Firenze, 17 novembre 2023 – L’alluvione del 2 novembre ha messo in ginocchio anche l’agricoltura: la Toscana come pochi mesi fa l’Emilia Romagna. Lo sa bene Ettore Prandini, presidente nazionale di Coldiretti.
Presidente, come si può rialzare il vostro settore?
"Il problema è che sono due eventi che ne seguono altri: prima c’erano state le Marche, Ischia e la Liguria. Questo testimonia la fragilità del nostro territorio, così come la forza delle precipitazioni. Dobbiamo essere lungimiranti: servono le infrastrutture necessarie a contenere l’acqua che cade in grande quantità in tempi ristretti. Oggi tratteniamo soltanto l’11% dell’acqua piovana, mentre in Francia sono al 36%".
Soluzioni?
"Accumulare l’acqua nei bacini vuol dire dare una risposta al dissesto idrogeologico, poter puntare sull’energia rinnovabile e avere risorse in cascina di fronte a estati siccitose, come quella del 2022".
Capitolo ristori: quali richieste?
"L’importante è la tempestività nel dare risposte altrimenti le persone si scoraggiano, soprattutto le nuove generazioni: c’è il rischio che interi territori vengano abbandonati con tutti i rischi che ne conseguono".
In Toscana le vostre stime parlano di 50 milioni di euro di danni nel florovivaismo pistoiese e numeri in crescita per le altre produzioni.
"Si parte da un danno iniziale quantificato in 50 milioni ma è ovvio che tenderà a salire sempre di più. E, in questo settore, non ci sono solo le perdite immediate ma anche quelle successive. Per il florovivaismo è chiaro che quando si presenta una situazione del genere si perde il valore effettivo della pianta e la possibilità di coltivarla nei prossimi mesi".
Quali prodotti subiranno le conseguenze più gravi?
"I danni sono molto diversificati: le piante che erano in una fase di sviluppo avanzato sono quelle meno interessate mentre tutto ciò che riguarda le colture intensive nei vivai, i fiori in vaso e ciò che in serra è stato colpito in maniera importante, in alcuni casi anche con la perdita totale della produzione".
Un esempio?
"Le stelle di Natale che stanno per partire con la fase di commercializzazione fra punti vendita e garden ma hanno subito pesantemente questo fenomeno. E poi non dimentichiamoci che il 60% dei nostri prodotti vengono esportati all’estero, quindi il rischio maggiore quello che potremmo patire sul mercato internazionale".
La conta di ciò che manca in cassa si fa adesso ma quella più attendibile potrà esserci soltanto fra un anno.
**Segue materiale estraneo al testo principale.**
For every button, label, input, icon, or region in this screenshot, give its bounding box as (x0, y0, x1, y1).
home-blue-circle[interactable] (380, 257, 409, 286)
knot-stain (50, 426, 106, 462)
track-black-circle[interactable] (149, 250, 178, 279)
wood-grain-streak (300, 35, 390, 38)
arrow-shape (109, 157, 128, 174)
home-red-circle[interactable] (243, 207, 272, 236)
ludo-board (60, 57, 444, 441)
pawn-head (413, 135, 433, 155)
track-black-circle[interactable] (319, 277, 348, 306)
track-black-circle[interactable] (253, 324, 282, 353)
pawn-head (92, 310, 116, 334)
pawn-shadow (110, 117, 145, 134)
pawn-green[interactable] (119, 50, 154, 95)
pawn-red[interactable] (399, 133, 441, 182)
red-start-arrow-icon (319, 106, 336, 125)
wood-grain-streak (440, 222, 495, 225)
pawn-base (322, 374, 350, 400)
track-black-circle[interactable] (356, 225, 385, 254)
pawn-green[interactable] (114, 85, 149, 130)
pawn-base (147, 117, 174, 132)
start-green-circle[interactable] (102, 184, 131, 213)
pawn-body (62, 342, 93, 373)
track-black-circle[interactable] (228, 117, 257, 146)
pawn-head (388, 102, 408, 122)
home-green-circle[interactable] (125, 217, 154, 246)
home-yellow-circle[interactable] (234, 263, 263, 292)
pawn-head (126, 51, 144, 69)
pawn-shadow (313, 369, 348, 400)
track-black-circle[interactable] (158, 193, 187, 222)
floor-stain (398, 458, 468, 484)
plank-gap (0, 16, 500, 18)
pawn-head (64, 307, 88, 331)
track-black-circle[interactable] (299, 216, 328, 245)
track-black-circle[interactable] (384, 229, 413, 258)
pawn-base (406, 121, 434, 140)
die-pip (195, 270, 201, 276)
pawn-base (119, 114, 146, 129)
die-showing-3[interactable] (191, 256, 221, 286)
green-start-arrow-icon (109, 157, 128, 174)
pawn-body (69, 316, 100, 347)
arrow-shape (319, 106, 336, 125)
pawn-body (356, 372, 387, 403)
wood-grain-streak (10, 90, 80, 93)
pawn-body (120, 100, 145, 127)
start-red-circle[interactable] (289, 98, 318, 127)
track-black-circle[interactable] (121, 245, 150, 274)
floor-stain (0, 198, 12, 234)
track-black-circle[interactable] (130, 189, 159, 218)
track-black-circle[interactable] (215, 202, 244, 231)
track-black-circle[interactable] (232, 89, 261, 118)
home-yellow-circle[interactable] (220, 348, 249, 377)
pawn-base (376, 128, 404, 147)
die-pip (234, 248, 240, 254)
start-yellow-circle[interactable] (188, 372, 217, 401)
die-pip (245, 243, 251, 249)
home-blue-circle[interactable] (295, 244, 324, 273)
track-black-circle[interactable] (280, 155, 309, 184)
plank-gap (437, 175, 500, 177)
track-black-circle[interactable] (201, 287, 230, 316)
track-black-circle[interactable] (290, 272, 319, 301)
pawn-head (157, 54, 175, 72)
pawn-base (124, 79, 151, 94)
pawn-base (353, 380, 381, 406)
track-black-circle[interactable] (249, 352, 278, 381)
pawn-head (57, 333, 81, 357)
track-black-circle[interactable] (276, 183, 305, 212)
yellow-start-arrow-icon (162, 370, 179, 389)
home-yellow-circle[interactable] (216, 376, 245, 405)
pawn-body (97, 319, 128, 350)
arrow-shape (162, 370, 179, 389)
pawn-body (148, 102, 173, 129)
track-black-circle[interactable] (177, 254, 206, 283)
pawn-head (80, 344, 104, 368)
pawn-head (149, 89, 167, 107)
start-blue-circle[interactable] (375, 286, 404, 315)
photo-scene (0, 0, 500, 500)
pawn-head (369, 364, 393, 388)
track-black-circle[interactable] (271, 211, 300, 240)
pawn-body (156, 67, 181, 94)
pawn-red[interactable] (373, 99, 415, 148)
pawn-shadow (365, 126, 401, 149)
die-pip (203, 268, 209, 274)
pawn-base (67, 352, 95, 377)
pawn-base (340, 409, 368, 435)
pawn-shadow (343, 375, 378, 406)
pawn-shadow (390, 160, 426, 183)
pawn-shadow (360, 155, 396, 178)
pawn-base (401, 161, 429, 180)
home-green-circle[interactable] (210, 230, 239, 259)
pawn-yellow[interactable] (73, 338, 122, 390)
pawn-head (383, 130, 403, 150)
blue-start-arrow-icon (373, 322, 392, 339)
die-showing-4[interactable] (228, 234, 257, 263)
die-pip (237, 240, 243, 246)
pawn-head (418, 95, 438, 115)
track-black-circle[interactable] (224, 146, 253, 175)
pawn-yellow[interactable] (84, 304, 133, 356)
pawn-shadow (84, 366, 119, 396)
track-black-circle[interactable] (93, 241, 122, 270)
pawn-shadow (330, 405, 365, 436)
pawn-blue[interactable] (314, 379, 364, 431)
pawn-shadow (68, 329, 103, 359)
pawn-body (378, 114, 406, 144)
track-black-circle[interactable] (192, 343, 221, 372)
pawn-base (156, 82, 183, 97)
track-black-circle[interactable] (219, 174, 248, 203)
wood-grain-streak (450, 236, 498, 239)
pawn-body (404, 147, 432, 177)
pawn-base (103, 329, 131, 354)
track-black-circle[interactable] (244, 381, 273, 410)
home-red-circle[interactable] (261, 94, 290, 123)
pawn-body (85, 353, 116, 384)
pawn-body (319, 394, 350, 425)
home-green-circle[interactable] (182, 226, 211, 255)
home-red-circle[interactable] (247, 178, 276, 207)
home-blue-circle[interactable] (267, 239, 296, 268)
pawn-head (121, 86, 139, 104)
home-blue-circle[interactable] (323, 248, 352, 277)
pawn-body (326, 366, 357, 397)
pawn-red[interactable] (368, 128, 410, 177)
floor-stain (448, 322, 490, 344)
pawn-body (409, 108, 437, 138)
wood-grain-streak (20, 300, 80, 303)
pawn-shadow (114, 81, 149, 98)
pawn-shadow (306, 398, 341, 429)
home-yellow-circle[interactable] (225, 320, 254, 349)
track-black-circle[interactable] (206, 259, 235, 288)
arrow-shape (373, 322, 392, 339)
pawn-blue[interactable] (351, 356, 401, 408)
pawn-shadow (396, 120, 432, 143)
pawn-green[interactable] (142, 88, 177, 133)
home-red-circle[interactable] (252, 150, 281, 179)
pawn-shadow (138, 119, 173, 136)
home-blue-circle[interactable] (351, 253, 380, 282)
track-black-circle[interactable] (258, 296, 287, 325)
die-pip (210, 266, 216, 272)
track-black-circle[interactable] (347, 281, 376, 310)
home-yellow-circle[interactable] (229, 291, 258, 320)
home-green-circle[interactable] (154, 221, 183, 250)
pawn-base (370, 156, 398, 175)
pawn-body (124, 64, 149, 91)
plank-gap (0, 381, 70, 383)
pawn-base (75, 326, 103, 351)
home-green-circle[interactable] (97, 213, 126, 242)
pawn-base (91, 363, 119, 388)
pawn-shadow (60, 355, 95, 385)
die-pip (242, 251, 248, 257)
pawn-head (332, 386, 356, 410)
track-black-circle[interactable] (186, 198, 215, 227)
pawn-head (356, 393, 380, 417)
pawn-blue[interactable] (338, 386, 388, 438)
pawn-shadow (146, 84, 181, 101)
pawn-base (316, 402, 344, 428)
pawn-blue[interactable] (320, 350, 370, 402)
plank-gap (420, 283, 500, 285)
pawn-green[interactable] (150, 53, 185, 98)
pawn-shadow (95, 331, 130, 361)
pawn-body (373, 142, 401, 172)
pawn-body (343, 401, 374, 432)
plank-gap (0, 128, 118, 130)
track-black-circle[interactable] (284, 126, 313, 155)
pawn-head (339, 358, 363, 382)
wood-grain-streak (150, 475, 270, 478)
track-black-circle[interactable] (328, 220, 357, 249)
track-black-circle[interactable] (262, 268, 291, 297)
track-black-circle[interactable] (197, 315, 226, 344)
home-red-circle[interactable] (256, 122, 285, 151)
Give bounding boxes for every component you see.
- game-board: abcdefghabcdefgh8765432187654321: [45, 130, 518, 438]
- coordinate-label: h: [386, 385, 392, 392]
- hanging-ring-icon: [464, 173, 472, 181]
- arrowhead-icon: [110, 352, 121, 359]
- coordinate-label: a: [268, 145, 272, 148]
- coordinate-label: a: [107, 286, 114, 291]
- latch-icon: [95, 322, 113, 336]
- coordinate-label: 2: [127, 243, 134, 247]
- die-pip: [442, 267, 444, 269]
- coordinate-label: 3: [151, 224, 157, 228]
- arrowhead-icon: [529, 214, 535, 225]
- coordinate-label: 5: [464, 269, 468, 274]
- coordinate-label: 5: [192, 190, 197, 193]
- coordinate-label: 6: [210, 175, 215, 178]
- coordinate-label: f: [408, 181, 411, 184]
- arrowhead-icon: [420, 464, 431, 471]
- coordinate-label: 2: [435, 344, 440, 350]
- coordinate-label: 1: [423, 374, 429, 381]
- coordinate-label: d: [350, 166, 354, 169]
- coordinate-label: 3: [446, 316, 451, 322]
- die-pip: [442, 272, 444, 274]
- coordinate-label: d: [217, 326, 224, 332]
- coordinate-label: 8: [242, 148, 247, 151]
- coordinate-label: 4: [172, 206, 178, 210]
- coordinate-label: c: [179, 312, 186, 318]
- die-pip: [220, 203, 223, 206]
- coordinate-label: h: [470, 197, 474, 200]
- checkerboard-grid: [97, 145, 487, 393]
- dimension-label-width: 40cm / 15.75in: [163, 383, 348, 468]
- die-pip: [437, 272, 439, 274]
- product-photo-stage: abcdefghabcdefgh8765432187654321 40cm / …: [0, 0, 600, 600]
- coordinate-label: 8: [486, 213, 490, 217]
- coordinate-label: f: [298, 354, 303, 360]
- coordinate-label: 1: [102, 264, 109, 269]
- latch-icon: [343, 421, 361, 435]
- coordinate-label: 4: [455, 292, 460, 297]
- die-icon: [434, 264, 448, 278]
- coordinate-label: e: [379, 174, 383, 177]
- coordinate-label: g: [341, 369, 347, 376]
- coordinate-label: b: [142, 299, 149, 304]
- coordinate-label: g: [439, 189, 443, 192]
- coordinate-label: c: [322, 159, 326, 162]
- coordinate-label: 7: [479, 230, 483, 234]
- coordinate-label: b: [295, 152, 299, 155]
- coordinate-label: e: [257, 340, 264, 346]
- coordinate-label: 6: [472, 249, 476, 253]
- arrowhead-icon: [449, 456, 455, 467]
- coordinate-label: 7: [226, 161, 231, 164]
Nel frattempo il settore del florovivaismo cosa deve fare per tenere botta?
"E’ questo il vero tema: intanto si perde la fase di commercializzazione, come successo per l’ortofrutta in Emilia. Nel medio periodo mi auguro che sia un insegnamento per istituzioni regionali e nazionali: ci sono da modificare le norme e rendere più facile la manutenzione delle infrastrutture così come la costruzione di vasche per la laminazione. Se riusciremo a dare risposte tempestive, le aziende saranno nelle condizioni di poter ripartire e, sicuramente, si potrà andare alla riconquista dei mercati e dei prodotti, altrimenti il rischio è grande: stiamo parlando di un indotto che riguarda più di 4 milioni di persone in Italia".